Well, I think so yes. There are cellulosic plants in production today, but they don't operate at commercial scales. They're tests. The tests have worked and now several companies are building large scale plants that should hopefully be profitable, touch wood.

So this is not exactly Star Trek technology.

EXACTLY!
"Exactly" to "[no] commercial scales. They're tests." or to "not exactly Star Trek technology?"

I believe in counting chickens when they are hatched.  In this case, I think a commercial plant, esp. with open books, would be "hatched."

"Food to Fuels"

You can guarantee that some variation of this will become known as the new, worse version of Monsanto's "Frankenfoods" or "terminator seeds."

Just as the petrochemical driven Green Revolution morphed into the reviled slogans above, so too with FTF (food to fuels). Right now biofuels are the darling of the sustainable development crowd, but that will change in short order when masses of economically marginal "consumers" begin to starve and die.

As you point out, "Trajectory" is what counts. And the Trajectory is to gradually convert food staples and cropland to motor fuels.

Imagine the bumpersticker

".....turns OUR food into gas...."

The first part might contain the name of a company, country, or even individual (if they become too closely identified with FTF). The last part might contain a motive or result, "so SUVs can drive, while people starve." etc.

If you dive into this, you and your companies will risk becoming the new Monsantos.

So it's mostly scaling up and increasing efficiency that is needed, rather than new breakthroughs in enzymes and stuff? If so, that is good news.

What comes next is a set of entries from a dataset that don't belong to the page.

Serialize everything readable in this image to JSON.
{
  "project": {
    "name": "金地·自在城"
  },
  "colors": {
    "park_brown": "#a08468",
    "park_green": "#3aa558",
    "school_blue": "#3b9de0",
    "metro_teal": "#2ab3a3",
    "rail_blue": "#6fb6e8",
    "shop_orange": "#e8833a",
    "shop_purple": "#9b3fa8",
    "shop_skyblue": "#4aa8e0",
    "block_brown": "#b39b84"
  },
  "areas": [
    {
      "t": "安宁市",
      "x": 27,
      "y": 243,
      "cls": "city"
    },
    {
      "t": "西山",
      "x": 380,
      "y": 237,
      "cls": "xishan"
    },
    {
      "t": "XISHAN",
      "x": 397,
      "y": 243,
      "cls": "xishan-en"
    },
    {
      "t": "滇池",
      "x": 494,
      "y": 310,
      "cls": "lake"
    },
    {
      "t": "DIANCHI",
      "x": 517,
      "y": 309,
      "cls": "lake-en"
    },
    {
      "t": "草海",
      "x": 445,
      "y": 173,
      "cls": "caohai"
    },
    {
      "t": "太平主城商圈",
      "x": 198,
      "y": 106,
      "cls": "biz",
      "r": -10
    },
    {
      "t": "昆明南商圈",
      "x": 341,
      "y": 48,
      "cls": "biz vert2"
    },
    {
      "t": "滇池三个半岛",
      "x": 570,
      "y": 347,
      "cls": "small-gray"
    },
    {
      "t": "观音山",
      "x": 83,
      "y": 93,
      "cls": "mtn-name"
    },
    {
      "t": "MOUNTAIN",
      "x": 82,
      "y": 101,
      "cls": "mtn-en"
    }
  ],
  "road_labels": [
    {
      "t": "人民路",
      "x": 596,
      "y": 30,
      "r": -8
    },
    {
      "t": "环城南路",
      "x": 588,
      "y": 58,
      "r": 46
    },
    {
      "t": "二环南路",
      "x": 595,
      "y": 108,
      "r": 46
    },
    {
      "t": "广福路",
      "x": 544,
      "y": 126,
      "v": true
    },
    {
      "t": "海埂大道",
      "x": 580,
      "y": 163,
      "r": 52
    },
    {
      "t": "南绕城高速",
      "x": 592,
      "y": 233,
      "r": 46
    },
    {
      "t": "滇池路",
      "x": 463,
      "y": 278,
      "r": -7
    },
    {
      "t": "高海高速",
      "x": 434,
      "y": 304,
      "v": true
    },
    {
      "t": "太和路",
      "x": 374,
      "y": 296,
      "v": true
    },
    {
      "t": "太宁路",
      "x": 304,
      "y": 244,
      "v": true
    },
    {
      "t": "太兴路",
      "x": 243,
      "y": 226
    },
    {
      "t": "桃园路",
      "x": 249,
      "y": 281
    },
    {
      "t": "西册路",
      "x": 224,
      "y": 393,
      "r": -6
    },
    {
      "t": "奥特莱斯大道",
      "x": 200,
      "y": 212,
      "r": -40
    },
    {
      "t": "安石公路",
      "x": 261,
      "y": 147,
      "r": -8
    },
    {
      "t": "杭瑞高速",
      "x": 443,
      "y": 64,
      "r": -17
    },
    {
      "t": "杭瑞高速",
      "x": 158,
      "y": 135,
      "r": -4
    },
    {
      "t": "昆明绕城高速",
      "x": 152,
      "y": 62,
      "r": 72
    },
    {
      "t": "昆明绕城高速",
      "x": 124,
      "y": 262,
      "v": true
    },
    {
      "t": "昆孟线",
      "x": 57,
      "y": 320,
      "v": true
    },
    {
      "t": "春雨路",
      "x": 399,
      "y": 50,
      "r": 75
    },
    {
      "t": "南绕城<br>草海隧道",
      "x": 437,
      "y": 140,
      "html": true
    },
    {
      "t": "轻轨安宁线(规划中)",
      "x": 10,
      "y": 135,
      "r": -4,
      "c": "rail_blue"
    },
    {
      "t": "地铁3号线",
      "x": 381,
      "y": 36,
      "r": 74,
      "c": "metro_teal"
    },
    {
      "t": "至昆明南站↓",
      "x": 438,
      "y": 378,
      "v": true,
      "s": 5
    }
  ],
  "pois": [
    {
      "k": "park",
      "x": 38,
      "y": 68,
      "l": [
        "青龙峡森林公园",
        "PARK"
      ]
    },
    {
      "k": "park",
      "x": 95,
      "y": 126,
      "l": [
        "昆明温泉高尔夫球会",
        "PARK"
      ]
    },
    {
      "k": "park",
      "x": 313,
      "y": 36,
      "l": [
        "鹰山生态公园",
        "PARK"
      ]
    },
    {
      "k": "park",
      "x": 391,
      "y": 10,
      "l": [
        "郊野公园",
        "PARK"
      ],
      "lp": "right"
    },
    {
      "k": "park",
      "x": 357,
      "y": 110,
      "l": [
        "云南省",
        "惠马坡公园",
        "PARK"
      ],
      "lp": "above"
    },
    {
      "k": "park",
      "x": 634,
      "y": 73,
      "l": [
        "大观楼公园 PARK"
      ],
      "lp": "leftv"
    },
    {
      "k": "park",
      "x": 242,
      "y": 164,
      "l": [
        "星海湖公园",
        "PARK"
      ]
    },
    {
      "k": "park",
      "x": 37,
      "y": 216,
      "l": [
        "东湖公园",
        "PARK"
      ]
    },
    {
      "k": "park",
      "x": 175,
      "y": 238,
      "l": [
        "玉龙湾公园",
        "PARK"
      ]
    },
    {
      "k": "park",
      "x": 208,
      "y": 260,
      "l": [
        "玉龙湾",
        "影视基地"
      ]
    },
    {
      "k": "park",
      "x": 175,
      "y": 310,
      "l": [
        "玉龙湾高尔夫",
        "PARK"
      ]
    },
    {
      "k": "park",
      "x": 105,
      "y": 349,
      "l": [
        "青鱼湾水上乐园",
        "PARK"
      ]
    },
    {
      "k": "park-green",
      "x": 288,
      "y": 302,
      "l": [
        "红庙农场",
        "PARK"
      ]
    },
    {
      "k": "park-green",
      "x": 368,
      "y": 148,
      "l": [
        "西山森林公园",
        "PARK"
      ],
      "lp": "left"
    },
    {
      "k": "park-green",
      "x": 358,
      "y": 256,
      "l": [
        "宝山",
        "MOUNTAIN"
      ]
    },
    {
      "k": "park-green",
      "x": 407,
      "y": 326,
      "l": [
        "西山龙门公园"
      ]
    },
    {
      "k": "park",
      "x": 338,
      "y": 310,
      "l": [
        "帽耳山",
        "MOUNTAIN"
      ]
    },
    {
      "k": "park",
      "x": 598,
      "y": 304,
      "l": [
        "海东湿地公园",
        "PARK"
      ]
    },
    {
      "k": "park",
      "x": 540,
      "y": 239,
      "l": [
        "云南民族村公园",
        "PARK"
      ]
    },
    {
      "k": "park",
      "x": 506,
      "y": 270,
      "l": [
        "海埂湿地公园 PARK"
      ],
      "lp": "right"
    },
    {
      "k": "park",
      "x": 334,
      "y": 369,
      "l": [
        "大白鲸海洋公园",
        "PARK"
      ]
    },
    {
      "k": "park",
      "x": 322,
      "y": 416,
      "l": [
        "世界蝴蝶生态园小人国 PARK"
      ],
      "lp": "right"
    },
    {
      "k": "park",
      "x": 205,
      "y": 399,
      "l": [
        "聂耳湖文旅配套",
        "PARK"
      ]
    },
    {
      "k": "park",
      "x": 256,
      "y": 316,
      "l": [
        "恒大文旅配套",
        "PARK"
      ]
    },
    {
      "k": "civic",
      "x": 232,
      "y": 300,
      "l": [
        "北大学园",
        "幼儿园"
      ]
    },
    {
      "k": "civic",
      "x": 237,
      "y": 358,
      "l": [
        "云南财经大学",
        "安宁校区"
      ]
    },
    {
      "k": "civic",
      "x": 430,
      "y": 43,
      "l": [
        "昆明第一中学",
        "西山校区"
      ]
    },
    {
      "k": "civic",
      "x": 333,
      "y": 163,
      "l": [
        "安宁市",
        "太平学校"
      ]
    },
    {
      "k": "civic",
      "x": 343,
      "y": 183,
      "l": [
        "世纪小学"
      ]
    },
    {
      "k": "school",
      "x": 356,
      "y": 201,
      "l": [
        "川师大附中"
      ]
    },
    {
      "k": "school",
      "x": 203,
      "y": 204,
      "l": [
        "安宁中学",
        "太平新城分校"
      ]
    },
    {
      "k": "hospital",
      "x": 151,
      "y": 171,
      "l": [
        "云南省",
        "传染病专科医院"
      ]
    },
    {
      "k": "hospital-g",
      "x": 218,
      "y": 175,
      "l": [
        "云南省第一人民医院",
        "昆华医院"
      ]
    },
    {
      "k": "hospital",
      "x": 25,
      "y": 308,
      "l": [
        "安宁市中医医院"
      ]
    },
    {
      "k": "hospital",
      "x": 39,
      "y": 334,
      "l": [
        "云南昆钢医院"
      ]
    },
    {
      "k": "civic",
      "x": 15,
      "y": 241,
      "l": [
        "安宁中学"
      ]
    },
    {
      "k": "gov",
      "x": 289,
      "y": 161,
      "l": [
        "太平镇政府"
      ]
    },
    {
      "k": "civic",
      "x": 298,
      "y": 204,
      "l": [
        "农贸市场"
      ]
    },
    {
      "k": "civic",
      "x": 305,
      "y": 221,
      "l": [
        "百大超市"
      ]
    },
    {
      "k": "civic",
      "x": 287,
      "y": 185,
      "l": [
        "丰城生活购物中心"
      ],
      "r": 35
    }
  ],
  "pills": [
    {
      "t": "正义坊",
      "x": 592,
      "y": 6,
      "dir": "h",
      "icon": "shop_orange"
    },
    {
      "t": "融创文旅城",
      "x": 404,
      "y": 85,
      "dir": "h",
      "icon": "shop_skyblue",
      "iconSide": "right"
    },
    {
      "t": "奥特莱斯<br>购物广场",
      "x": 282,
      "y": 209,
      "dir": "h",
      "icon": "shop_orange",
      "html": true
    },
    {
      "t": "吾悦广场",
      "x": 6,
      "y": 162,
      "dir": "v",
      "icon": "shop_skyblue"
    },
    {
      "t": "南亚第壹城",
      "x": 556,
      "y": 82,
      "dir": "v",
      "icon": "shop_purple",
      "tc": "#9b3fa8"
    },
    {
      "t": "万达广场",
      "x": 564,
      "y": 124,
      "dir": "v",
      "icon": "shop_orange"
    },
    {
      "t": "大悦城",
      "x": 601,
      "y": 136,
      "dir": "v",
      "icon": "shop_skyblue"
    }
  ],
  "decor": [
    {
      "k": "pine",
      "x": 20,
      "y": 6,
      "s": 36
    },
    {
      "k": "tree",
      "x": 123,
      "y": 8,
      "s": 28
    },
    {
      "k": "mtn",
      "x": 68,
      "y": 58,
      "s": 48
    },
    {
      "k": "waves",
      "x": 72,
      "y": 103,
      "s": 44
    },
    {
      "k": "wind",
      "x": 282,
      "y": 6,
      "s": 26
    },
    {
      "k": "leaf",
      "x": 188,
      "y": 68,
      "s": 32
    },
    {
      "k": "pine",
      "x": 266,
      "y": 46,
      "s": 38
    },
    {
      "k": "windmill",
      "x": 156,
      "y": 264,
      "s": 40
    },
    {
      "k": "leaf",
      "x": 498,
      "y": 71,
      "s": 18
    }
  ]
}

One thing I wonder about is his belief that cellulosic ethanol will outcompete biodiesel in gallons per acre. Currently, that is so not the case. Putting aside the ecological problems with palm oil, it's 5000 kg per hectare, far better than any currently producing ethanol crop. And what about biodiesel from algae? That's the fair point of comparison with cellulosic, which isn't quite there yet either.

Unless the problems of biodiesel from algae are more than efficiency and scaling...

But I think his rejection of EROEI is weird. What ultimately matters is how much energy we can use in total.